Portanto, não é demais insistir que é oportuno discutir a questão do papel do médico especialista na avaliação para a concessão da CNH e sua verdadeira dimensão baseada nas evidências e estudo de situações de risco. Como exemplo, podemos citar deficiência no melhor conhecimento sobre mecanismos metabólicos e neurofisiológicos envolvendo a ação das drogas sobre no organismo e no cérebro decorrentes do consumo de álcool e de outras drogas.

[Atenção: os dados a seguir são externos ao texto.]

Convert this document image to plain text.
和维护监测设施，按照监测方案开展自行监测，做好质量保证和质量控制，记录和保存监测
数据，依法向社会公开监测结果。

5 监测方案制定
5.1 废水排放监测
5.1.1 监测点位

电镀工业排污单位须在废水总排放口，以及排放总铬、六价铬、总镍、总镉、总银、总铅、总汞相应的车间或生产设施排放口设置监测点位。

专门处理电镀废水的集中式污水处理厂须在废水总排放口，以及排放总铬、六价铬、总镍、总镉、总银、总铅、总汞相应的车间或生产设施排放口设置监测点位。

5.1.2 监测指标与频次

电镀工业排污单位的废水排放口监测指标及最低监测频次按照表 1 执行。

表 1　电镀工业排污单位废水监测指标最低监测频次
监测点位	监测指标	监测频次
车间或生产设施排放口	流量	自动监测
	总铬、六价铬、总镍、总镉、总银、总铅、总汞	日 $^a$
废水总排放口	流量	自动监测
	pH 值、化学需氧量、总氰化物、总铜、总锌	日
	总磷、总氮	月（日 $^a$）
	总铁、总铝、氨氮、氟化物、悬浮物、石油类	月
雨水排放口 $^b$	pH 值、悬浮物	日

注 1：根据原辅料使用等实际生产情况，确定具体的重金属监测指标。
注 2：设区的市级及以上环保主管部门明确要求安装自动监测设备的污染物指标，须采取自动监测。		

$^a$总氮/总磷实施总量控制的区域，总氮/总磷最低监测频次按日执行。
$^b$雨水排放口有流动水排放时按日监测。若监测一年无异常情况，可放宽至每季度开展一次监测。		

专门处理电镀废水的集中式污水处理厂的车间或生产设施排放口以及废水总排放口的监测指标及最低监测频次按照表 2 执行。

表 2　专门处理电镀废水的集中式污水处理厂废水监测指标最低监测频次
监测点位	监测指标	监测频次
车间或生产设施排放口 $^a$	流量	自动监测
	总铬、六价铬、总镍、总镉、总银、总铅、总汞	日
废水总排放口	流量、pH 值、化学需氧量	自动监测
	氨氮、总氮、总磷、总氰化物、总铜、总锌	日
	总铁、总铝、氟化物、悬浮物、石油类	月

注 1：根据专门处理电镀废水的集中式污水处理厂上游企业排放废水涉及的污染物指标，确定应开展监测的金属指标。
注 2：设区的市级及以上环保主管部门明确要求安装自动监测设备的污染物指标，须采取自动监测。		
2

A respeito dessa questão, podemos citar certa confusão e polêmica relativas ao exame do cabelo que não identifica uso do álcool e não se aplica aos acidentes, evento central da segurança viária. Assim, os médicos com formação em Medicina de Tráfego, especialidade reconhecida há vários anos pelo CFM e CRM, têm papel de fundamental importância na composição da equipe de Saúde especializada dos Detrans, ao lado dos psicólogos e de outros profissionais. Por fim, cabe ressaltar que a Década Mundial de Segurança Viária, 2011-2020, campanha promovida pela ONU, deve servir para todos nós envolvidos com tráfego e transportes, profissionais deste segmento, autoridades públicas, parlamentares, juristas, governantes e a sociedade em geral, como especial momento para se aprofundar e discutir essa inadiável questão que representa uma das maiores causas de mortalidade que são os acidentes de trânsito no Brasil.